The College of High Silk Art has its origins in the fifteenth century due to the need to unify criteria for the production of silk in Valencia, given the conflicts that originated by the lack of quality of some producers. Thus, on the 16th February 1479, the Velluters Guild, made up of velvet weavers, adopted the first bylaws of the guild. Some bylaws were officially ratified by King Ferdinand the Catholic on the 13th October 1479. The Guild was elevated to the College of High Silk Art by the title that King Charles II gave them in 1686.

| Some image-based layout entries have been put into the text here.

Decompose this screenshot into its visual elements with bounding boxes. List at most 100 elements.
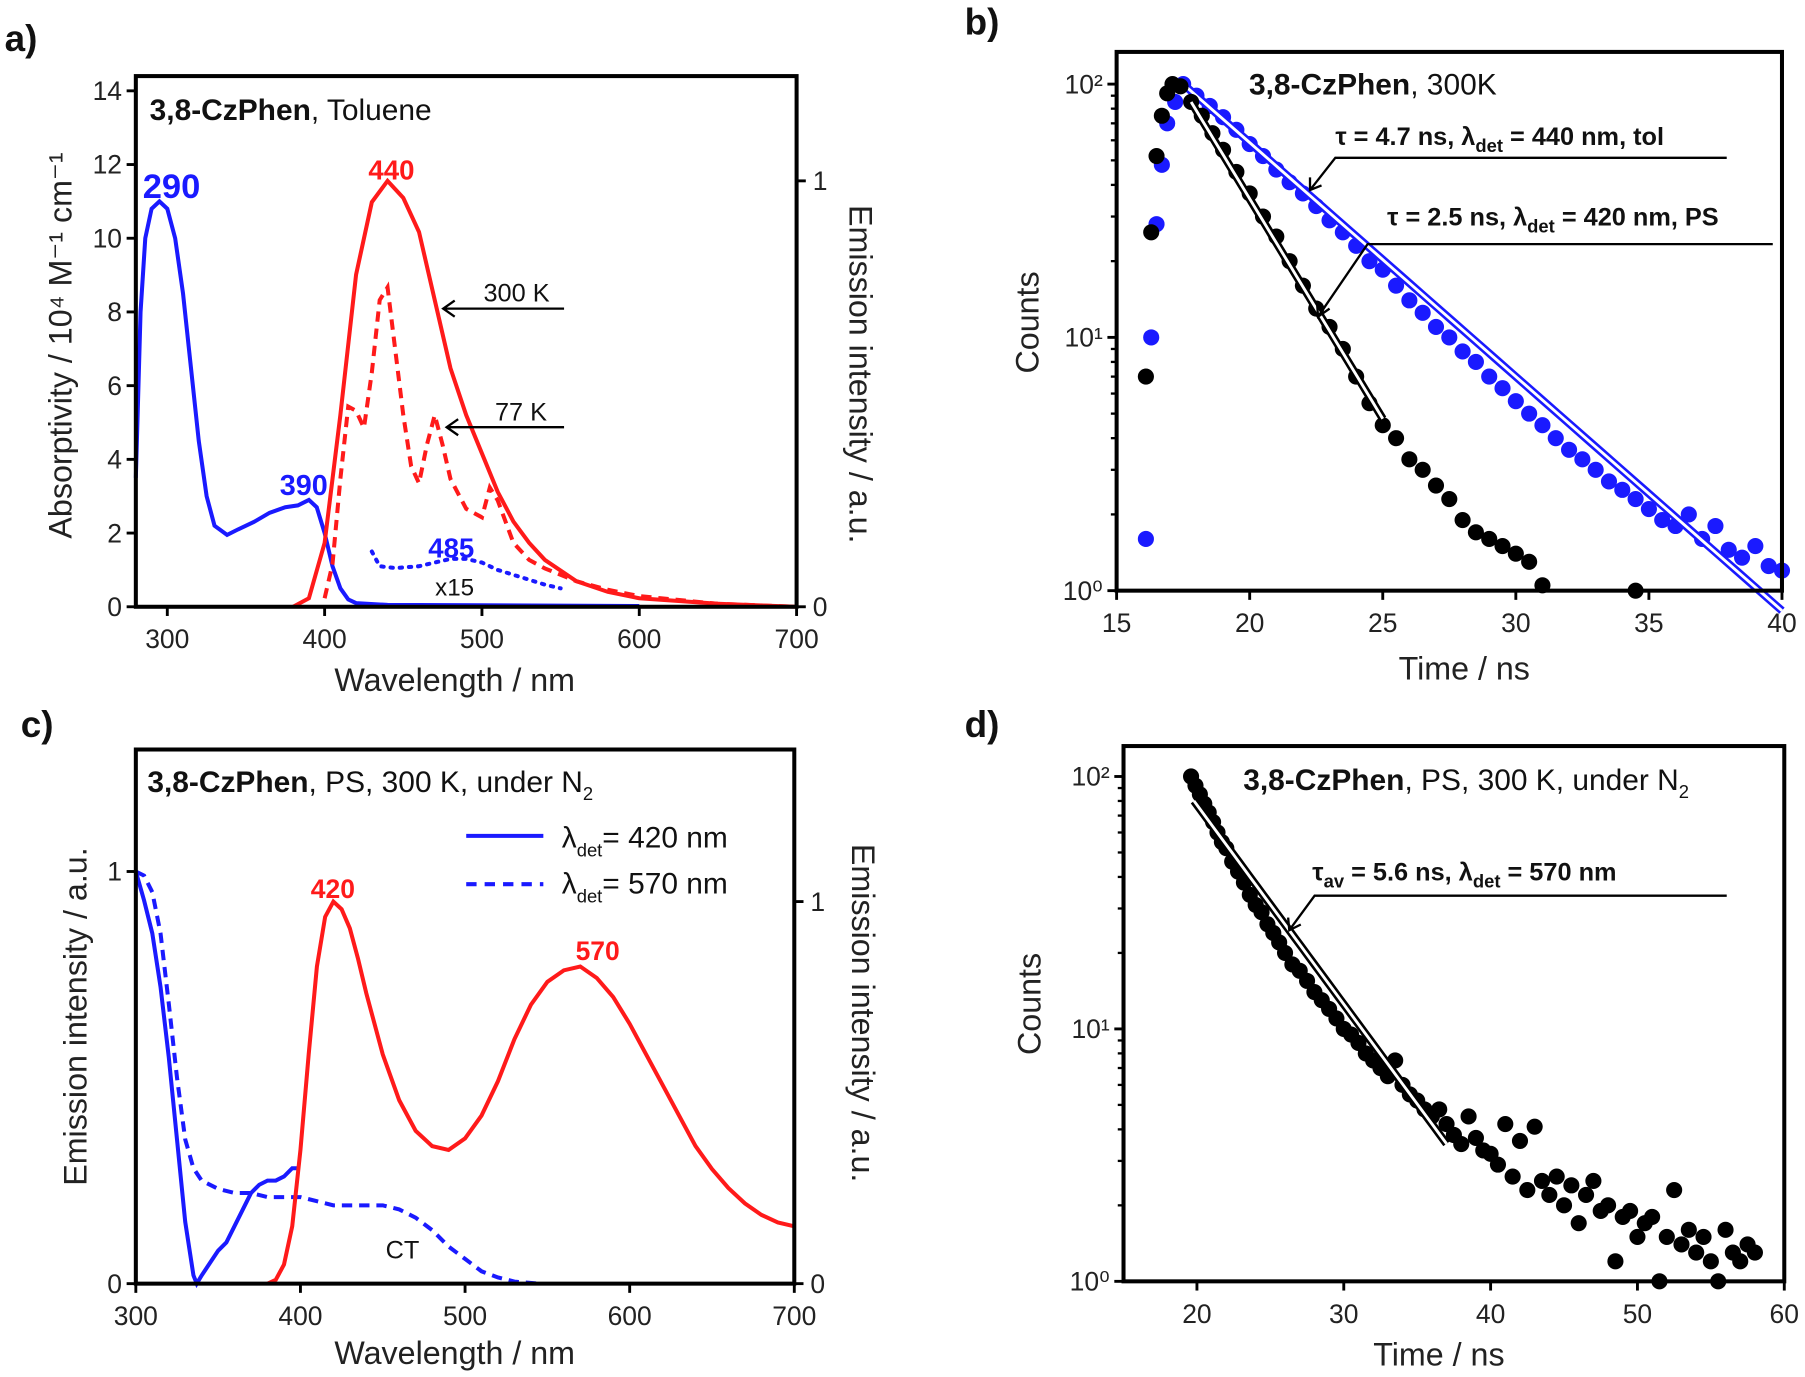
data-point [1563, 1177, 1580, 1194]
y-tick-label: 4 [107, 445, 122, 475]
plot-frame [1121, 744, 1787, 1284]
data-point [1561, 441, 1578, 458]
fit-line [1189, 101, 1384, 420]
plot-frame [1114, 49, 1784, 593]
x-tick-label: 700 [775, 624, 819, 654]
panel-label-c: c) [21, 704, 54, 745]
data-point [1541, 1186, 1558, 1203]
series-red-solid-line [292, 177, 797, 609]
arrow-annotation-ps [1315, 243, 1773, 319]
data-point [1374, 417, 1391, 434]
data-point [1276, 944, 1294, 961]
x-tick-label: 600 [608, 1301, 652, 1331]
x-axis-label-a: Wavelength / nm [334, 662, 575, 698]
data-point [1453, 1135, 1470, 1153]
x-axis-label-d: Time / ns [1373, 1336, 1504, 1372]
data-point [1555, 1197, 1573, 1214]
data-point [1441, 329, 1458, 346]
data-point [1521, 405, 1538, 422]
data-point [1526, 1118, 1543, 1135]
data-point [1153, 107, 1170, 124]
panel-b-title: 3,8-CzPhen, 300K [1249, 69, 1497, 102]
data-point [1688, 1244, 1705, 1261]
x-tick-label: 300 [114, 1301, 158, 1331]
data-point [1467, 353, 1484, 370]
legend-entry-420: λdet= 420 nm [562, 821, 728, 860]
data-point [1570, 1215, 1587, 1232]
data-point [1253, 904, 1270, 921]
data-point [1732, 1253, 1749, 1270]
panel-label-d: d) [965, 704, 1000, 745]
data-point [1172, 78, 1189, 95]
data-point [1427, 318, 1445, 335]
y2-tick-label: 0 [813, 592, 828, 622]
data-point [1654, 511, 1671, 529]
y-tick-label: 10² [1065, 69, 1103, 99]
panel-label-b: b) [965, 2, 1000, 43]
data-point [1361, 253, 1378, 270]
x-tick-label: 400 [278, 1301, 322, 1331]
x-tick-label: 600 [617, 624, 661, 654]
fit-annotation-d: τav = 5.6 ns, λdet = 570 nm [1312, 859, 1616, 892]
data-point [1460, 1108, 1477, 1125]
panel-d-title: 3,8-CzPhen, PS, 300 K, under N2 [1243, 764, 1689, 802]
data-point [1534, 417, 1551, 434]
data-point [1388, 430, 1405, 447]
series-red-dashed-line [322, 281, 797, 609]
x-tick-label: 500 [443, 1301, 487, 1331]
data-point [1494, 537, 1511, 555]
y-tick-label: 0 [107, 1269, 122, 1299]
y-tick-label: 12 [93, 150, 122, 180]
y-tick-label: 10² [1071, 762, 1109, 792]
series-black-points [1137, 76, 1644, 599]
data-point [1622, 1202, 1639, 1220]
arrow-annotation-d [1286, 894, 1727, 933]
x-tick-label: 300 [145, 624, 189, 654]
fit-annotation-ps: τ = 2.5 ns, λdet = 420 nm, PS [1387, 204, 1719, 237]
data-point [1600, 1197, 1617, 1214]
data-point [1733, 549, 1751, 566]
data-point [1747, 537, 1764, 555]
data-point [1644, 1208, 1661, 1225]
data-point [1587, 461, 1604, 478]
y-tick-label: 0 [107, 592, 122, 622]
data-point [1489, 1156, 1507, 1173]
x-tick-label: 20 [1182, 1299, 1211, 1329]
plot-frame [133, 74, 799, 609]
data-point [1680, 1221, 1697, 1238]
fit-line [1182, 83, 1783, 612]
data-point [1467, 524, 1484, 541]
x-tick-label: 25 [1368, 608, 1397, 638]
data-point [1673, 1236, 1690, 1253]
data-point [1481, 368, 1498, 385]
data-point [1720, 541, 1737, 558]
data-point [1519, 1181, 1536, 1199]
panel-a-title: 3,8-CzPhen, Toluene [150, 94, 432, 127]
data-point [1467, 1129, 1484, 1146]
data-point [1702, 1253, 1719, 1270]
x-tick-label: 15 [1102, 608, 1131, 638]
scale-factor-label: x15 [435, 574, 474, 601]
series-red-solid-line [266, 898, 795, 1286]
label-77K: 77 K [495, 398, 547, 426]
data-point [1717, 1221, 1734, 1238]
data-point [1627, 490, 1644, 508]
y2-tick-label: 0 [810, 1269, 825, 1299]
data-point [1431, 1101, 1448, 1118]
y-axis-label-c: Emission intensity / a.u. [57, 847, 93, 1185]
data-point [1607, 1253, 1624, 1270]
data-point [1548, 1168, 1565, 1185]
series-black-points [1183, 768, 1763, 1290]
y-tick-label: 10¹ [1071, 1014, 1109, 1044]
panel-d: d) 20 30 40 50 60 10⁰ 10¹ 10² 3,8-CzPhen, PS, 3… [965, 704, 1799, 1373]
data-point [1401, 451, 1418, 468]
x-tick-label: 40 [1476, 1299, 1505, 1329]
x-axis-label-c: Wavelength / nm [334, 1335, 575, 1371]
panel-label-a: a) [5, 18, 38, 59]
data-point [1137, 530, 1154, 548]
series-blue-solid-line [133, 198, 640, 609]
data-point [1441, 490, 1458, 508]
data-point [1666, 1181, 1683, 1199]
legend-entry-570: λdet= 570 nm [562, 867, 728, 906]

The headquarters of the Guild settled in the neighborhood that gave name to Velluters (velvet weavers) due to the high concentration of looms that occurred in this neighborhood, which once in 1767 had about five thousand looms that gave jobs for nearly half the population of Valencia. The plot of the current building was acquired in 1494 but the building (which was declared a national historic monument in 1981) had several architectural transformations throughout its history, which shows a mainly Baroque style.
THE HALL OF FAME
It is the main room of the College and the place where the top leaders of the institution met. This room is a microcosm composed of the heavenly part with a ceiling fresco of St. Jerome, patron of the Guild, by José Vergara. Also, the earthly part of the soil, with an authentic jewel of Valencian ceramics composed of a pavement, which represents the four continents known at that time (both works made in 1757). This stunning floor intends to highlight fame (represented by a woman) achieved by the Valencian silk worldwide. The author of the pavement, Vicente Navarro, was inspired by Bernini’s fountain in the Piazza Navona in Rome, where the continents are represented through their major rivers (Danube, Nile, Ganges and Rio de la Plata). Navarro represented the continents by a woman in a carriage, where each continent is pulled by animals from the region, as are horses in Europe, elephants in Asia, lions in Africa and one species of lizards or alligators in America. Given the deterioration that this pavement had experienced, it has been necessary to remove all its pieces, restore and reinstall them. In order to do this we used the latest technology available in this field.
In this space the pavement is decorated with white and green tile diagonally placed creating a spectacular optical effect. It is connected with a Gothic spiral staircase, which remained hidden for centuries behind a wall, and which has certain similarities with those made by Pere Compte in buildings such as the Lonja.
Composed of innumerable documents that have been saved over five centuries and keep the history of the guild and its bylaws; minute books; books of masters, journeymen and apprentices, and books of administration and inspection of factories and shops… We must not forget that the College, in its work of inspection, could seize and burn fabrics that did not meet the bylaws.
The archive of the College of High Silk Art in Valencia is one of the essential keys to study the evolution of the Valencian economy, at least from the fifteenth century to the late twentieth. Its status as a corporate institution and delimited in the territory has provided a lot of information to all researchers from various disciplines, but especially those who study the proto-industrial processes, trade associations and sericulture productions of the Valencian territory. But, above all, to understand the business and social processes in the Valencian city of the fifteenth century and all relations with the routes and trade agreements of the time.
The guild’s archive at the College of High Silk Art is the most important archive in Europe. It consists of 48 scrolls, 660 books and 97 file boxes with different bundles from the start of the college. Almost all the documents refer to velvet weaver’s guild, although some documentation from other guilds is also preserved.
In the library we find authors and works such as the ones by the Marques de Cruïlles, which makes special reference to the guild and the work of 1871; the lessons of Professor Eduardo Pérez Pujol, who explained from his professorship in 1886, the past of the Valencian guilds as a solution to the problems between capital and workers through voluntary union of all the factors of the industry; the work of the historian Almela i Vives, who believed that lovers of the city will never be grateful enough to those who knew how to preserve the building of the College of High Silk Art during adverse times because it represents one of the brightest and most valuable art of Valencian genius.
The Valencian economic history cannot be understood without the documentary contributions of this archive. In this case, documentation is important not only for the value of information that may be found in it, but for the continuity of it.